From 1 October 2012 large employers must automatically enrol certain members of their workforce into a pension scheme and will need to make a contribution towards it. This will apply to small and medium-sized businesses following in stages from spring 2013.
Even if an employer already offers pension arrangements for their workers, they still have some new obligations to meet.
The main things that an employer must do are:
- provide a qualifying scheme for workers
- automatically enrol all eligible jobholders onto the scheme
- pay employer contribution for eligible jobholders to the scheme
- tell all eligible jobholders that they have been automatically enrolled and that they have the right to opt out if they want to do so
- register with the Pension Regulator and give them details of the qualifying scheme and the number of people that have automatically enrolled.
Read the Pensions Regulator leaflet - An introduction to workplace pension changes (PDF, 246kb)
All organizations, however large or small, need to keep certain records, some because the law requires them, and some for internal purposes. For instance, keeping records of hours worked by most workers (for the purposes of the implementation of the Working Time Regulations), and pay rates (for the Minimum Wage Act 1998, Income Tax and National Insurance obligations) will enable employers to monitor legislative compliance. Every employer also needs to retain records of new workers who join the organisation, eg, their job title, pay etc.
Picketing is a way that employees who are taking Industrial Action in contemplation or furtherance of a Trade Dispute raise awareness of their action. It is not a form of Industrial Action itself and employees do not have a legal right to picket. However, if carried out in accordance with certain principles peaceful picketing is viewed as a lawful activity.
Piece working is a type of working arrangement where an individual is paid for the work that they produce, rather than the number of hours they have worked. It is more commonly associated with manufacturing environments with pre-set targets. Piece workers are entitled to receive at least the National Minimum Wage.
See Minimum Wage
A Trade Union may set up a fund to allocate some of its finances for political purposes, such as making financial contributions to a particular political party. Trade Union members have a right to request that none of their membership fees are contributed to the fund.

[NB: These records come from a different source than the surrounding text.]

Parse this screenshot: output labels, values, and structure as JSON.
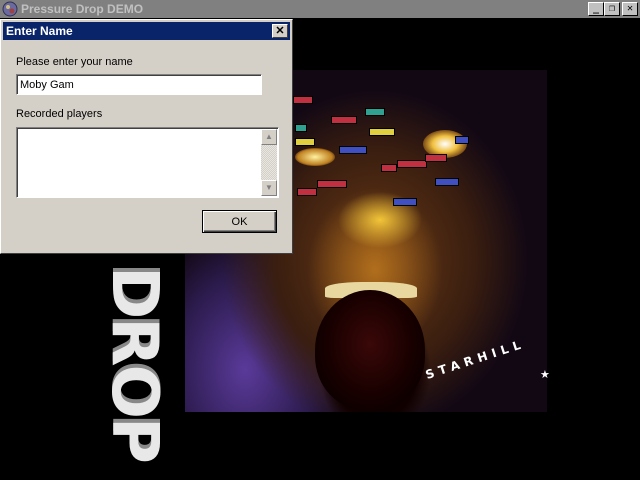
{
  "main_window": {
    "title": "Pressure Drop DEMO",
    "minimize_glyph": "_",
    "restore_glyph": "❐",
    "close_glyph": "✕",
    "app_icon": "game-app-icon"
  },
  "dialog": {
    "title": "Enter Name",
    "close_glyph": "✕",
    "name_prompt": "Please enter your name",
    "name_value": "Moby Gam",
    "recorded_label": "Recorded players",
    "recorded_players": [],
    "ok_label": "OK",
    "scroll_up_glyph": "▲",
    "scroll_down_glyph": "▼"
  },
  "artwork": {
    "vertical_title": "E DROP",
    "publisher": "STARHILL",
    "star_glyph": "★"
  },
  "colors": {
    "dialog_title_bg": "#0a246a",
    "dialog_bg": "#d4d0c8",
    "inactive_title_bg": "#808080",
    "desktop_bg": "#000000"
  }
}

Employees - Trade Union Political Funds
Employers - Trade Union Political Funds
Poor work performance has a negative impact on productivity and workplace effectiveness and in severe cases could lead to an increase of workplace accidents. In addition, failure to address poor performance could cause resentment and have a negative impact on those employees who are performing satisfactorily. The Agency’s Advisory Guide - Advice on Managing Poor Performance is designed to provide employers with guidance on identifying the causes of and dealing with instances of poor work performance.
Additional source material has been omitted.